Did he know how much she loved him, her Timothy, her husband? He had once been willing to let her go halfway around the world, even if it meant ending their relationship, so that she could have what she wanted. He'd fought for her, armed with little more than the love he carried for her. And he'd stayed up all night in a hospital – which he must have hated – wondering and worrying about her.

And now she was the worried one, wanting him to be there. She was using every resource she had, every contact she'd made in her years of counterterrorism work, pulling out all the stops if it meant bringing him home. And she buried herself in her work, trying to avoid the anguish and crashing hope that Tim would ever see her again.

She would have given up everything to stop the pain, to have him back home, in her arms. Alive and wonderfully whole.

The not knowing was killing her, but wasn't it what she signed up for? She had married a federal agent, a deathly loyal federal agent whose team was his family.

It would not make the folded flag handed to her at the funeral any easier.
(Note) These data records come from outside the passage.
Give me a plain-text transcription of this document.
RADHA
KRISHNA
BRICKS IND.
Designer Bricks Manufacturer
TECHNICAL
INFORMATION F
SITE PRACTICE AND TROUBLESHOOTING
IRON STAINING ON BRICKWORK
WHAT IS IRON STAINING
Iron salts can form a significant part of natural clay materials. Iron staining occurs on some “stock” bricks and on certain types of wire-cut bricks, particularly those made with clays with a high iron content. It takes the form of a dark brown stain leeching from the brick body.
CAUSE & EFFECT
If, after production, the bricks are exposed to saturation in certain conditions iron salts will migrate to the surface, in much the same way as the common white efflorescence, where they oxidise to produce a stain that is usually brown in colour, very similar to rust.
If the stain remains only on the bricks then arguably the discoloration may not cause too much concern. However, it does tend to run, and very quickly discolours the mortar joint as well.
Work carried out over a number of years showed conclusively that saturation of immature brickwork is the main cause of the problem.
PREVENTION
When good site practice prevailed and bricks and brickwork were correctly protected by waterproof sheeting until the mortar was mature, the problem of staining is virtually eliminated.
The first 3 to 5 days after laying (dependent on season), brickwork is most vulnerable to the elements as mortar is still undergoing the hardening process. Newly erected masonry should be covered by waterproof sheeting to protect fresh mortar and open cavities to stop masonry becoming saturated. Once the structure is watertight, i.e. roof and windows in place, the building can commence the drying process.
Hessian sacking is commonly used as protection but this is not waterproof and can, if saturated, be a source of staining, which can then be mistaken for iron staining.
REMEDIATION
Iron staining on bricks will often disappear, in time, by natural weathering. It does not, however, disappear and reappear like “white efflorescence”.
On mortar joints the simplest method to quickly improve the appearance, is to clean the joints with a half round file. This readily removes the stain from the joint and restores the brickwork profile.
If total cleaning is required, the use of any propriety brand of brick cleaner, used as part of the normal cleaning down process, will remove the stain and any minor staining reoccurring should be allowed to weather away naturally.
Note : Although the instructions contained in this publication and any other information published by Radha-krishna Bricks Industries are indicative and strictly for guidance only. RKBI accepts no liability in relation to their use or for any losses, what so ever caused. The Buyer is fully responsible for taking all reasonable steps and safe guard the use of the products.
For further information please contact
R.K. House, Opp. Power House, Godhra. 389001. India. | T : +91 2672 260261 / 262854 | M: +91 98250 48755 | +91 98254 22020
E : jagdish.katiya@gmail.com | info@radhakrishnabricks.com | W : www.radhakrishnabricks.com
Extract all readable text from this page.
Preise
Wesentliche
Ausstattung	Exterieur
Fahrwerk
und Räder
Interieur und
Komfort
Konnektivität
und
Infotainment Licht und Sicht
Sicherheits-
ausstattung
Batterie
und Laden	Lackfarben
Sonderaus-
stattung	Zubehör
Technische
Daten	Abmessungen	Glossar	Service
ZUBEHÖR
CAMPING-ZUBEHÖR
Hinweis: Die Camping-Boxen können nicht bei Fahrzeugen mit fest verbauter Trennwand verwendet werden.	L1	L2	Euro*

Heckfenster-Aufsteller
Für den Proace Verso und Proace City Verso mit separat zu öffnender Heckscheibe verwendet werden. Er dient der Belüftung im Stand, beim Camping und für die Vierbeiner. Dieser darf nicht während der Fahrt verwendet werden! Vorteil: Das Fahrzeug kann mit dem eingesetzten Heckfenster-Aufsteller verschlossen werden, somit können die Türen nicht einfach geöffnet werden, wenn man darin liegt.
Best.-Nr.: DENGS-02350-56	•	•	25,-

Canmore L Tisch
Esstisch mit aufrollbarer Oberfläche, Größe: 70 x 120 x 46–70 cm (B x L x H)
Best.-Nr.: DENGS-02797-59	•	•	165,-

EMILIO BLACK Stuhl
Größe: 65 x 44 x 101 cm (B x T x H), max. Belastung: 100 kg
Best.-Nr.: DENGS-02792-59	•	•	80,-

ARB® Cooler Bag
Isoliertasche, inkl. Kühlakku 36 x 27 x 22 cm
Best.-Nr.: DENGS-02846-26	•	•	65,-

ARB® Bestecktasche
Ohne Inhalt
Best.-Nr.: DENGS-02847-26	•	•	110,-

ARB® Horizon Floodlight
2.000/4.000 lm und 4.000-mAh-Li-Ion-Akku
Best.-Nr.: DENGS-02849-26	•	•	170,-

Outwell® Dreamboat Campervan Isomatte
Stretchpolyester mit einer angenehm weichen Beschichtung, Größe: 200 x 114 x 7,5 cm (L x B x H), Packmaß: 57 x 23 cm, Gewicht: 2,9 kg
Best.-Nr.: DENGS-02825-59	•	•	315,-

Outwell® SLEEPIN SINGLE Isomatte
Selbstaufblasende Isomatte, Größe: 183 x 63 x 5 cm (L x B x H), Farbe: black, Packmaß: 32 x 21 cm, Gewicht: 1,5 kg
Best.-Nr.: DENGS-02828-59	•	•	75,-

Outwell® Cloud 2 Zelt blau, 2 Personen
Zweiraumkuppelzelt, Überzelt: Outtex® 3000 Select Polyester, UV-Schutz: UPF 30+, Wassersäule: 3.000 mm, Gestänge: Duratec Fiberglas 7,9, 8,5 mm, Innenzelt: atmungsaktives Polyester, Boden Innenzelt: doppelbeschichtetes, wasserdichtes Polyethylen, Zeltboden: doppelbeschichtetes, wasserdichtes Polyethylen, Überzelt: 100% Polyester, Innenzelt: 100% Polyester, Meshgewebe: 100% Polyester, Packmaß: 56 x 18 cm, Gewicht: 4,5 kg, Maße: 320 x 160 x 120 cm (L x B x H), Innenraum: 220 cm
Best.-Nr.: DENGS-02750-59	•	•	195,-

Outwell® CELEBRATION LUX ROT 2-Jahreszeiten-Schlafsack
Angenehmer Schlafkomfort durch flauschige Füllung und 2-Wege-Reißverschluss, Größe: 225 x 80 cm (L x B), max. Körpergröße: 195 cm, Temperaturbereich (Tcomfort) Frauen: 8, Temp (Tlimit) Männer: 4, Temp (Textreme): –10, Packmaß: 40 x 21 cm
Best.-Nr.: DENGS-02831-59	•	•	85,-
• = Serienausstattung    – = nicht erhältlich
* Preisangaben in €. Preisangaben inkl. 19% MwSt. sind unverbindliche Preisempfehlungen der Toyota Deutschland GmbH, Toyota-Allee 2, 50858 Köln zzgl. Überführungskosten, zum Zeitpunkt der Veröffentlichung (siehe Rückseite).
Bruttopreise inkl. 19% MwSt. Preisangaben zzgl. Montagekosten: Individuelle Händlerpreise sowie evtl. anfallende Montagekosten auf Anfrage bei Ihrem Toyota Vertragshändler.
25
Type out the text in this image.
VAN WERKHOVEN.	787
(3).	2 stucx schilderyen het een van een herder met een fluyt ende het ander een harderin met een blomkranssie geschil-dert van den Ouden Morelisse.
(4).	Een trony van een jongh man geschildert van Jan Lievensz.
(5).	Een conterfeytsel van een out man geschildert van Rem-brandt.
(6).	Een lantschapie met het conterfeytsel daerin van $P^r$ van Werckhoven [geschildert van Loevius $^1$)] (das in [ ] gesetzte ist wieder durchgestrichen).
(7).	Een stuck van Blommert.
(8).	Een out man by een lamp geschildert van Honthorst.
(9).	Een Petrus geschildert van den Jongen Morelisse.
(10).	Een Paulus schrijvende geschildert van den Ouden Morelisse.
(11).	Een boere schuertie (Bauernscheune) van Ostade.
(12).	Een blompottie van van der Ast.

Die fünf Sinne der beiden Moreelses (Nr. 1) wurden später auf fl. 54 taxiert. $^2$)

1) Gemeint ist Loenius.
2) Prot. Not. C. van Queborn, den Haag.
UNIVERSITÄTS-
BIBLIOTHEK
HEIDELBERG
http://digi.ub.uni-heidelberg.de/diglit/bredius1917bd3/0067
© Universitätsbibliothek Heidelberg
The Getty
She refused to believe he was dead. They had gone through so much to be together, fought through so many obstacles where others had faltered, so it couldn't end like this.

Not when she didn't remember if she'd told him she loved him before they'd hung up. She knew he'd said it, he always said it. He'd even been the first one to say it, stammering it out after one of their all-night movie marathons, when they were both hazy with sleep and laughing over silly things; a serious truth in the middle of silly nothings. And what wouldn't she give away to bring him home to her, the laughing, silly man with a heart big enough for both of them and all their baggage.

Her Timothy, her husband.

She carried the burden of her love for him, knowing that it wasn't really a burden, because she'd carry it forever.

And yet it seemed like no matter how many contacts and resources she used, no matter how many times a day she called Ellie, it didn't seem to matter. Her husband was gone.

She'd eventually just gone right to the source, when she figured out that Ellie had a lead, and helped them in the lab, the dream team reunited for a darker purpose, but she hadn't been sure if it was just false hope sustaining her by then. She'd never accepted that her husband was dead.

And then, the knocking at the door that had come as a total surprise to her, and she was suddenly terrified, making her way to the door that night, that the team had found her husband's remains. But when she'd opened the door, and seen them there, Nick and Abby, both of them smiling like fools, her face broke into an answering smile.

And both of them knelt down, and pulled her into a hug, right in the doorway, telling her over and over again, laughing, that Tim was alive, he was coming home to her, and she'd let herself cry in front of them, through her laughter, wrapped in the embrace of her friends.

And when he returned home, the very first thing she made sure to say was "I love you."

He had said it back.

The burden had lifted, and she knew she had him back. She'd never forget to tell him she loved him again. She'd always love him. His arms around her, she knew: they would be okay.